Marsupials, the group of mammals that includes opos and koalas, represent one of the three major branches of mammals living today. The other two branches are monotremes, which include the bizarre egg-laying duck-billed platypus, and placentals, which include most of the mammals familiar to us today, among them, humans. While scientists know that the fossil record for marsupials and their relatives stretches into the Mesozoic Era, known as the Age of the Dinosaurs, unraveling their evolutionary history has proved controversial because only very fragmentary fossils of this group have been found.

The two newly discovered Deltatheridium specimens, which are approximately 80 million years old, help fill critical gaps in the earliest stages of mammalian evolutionary history. The first of the new specimens is an adult with a nearly complete skull, jaws, and arm bones; the second is a juvenile with virtually complete jaws, various skull bones, and several additional bones from its body. Deltatheridium was an opossum-like mammal with very sharp molars and long canines, suggesting it may have been a carnivore. With a skull almost two inches [5,5cm] long, Deltatheridium was a relative giant in the Lilliputian world of Mesozoic mammals.
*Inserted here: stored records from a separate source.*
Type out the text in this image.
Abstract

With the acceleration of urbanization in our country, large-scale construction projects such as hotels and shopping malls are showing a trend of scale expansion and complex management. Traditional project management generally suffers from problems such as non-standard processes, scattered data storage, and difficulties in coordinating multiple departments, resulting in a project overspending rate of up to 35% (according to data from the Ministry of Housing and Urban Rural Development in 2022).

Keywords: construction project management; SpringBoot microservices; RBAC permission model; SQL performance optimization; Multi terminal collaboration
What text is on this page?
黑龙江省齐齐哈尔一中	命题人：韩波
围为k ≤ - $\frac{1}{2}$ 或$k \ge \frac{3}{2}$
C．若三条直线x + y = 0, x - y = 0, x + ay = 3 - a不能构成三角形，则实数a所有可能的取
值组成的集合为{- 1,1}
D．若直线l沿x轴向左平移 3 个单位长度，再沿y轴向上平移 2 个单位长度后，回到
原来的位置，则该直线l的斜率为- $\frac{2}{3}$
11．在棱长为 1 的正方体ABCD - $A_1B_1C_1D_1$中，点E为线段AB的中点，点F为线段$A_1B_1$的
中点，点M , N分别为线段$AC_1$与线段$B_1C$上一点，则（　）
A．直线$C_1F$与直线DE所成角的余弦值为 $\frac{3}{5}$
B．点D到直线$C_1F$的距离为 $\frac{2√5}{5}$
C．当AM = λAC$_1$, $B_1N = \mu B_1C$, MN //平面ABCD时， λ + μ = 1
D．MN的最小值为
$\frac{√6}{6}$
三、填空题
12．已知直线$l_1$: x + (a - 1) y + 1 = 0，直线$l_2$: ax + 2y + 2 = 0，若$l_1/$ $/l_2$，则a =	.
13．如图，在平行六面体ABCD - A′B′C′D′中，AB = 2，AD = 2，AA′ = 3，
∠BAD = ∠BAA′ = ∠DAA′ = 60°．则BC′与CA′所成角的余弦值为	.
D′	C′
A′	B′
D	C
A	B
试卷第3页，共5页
Its diet probably included lizards and other early mammals. One of the specimens was preserved with a crushed fragment of a mammal skull (since broken remains are very rare at Uhkaa Tolgod, it is possible that the mammal was the Deltatheridium’s last meal. The location of Deltatheridium in Central Asia suggests that modern marsupials, which today are most diverse in South America and Australia, may have arisen from a lineage that actually originated in Asia.

The juvenile specimen found at Ukhaa Tolgod is particularly important because it died when its adult teeth were just beginning to emerge, so the sequence in which the teeth grew can be observed. Analysis of the teeth of the juvenile Deltatheridium provides one of the strongest links between this animal and modern marsupials for unlike any other group of mammals, marsupials replace only one tooth after birth, the last premolar. The juvenile specimen shows this same highly distinctive tooth replacement pattern.

Virginian Opossum (Didelphis marsupialisvirginiana), a close relative of Deltatheridium.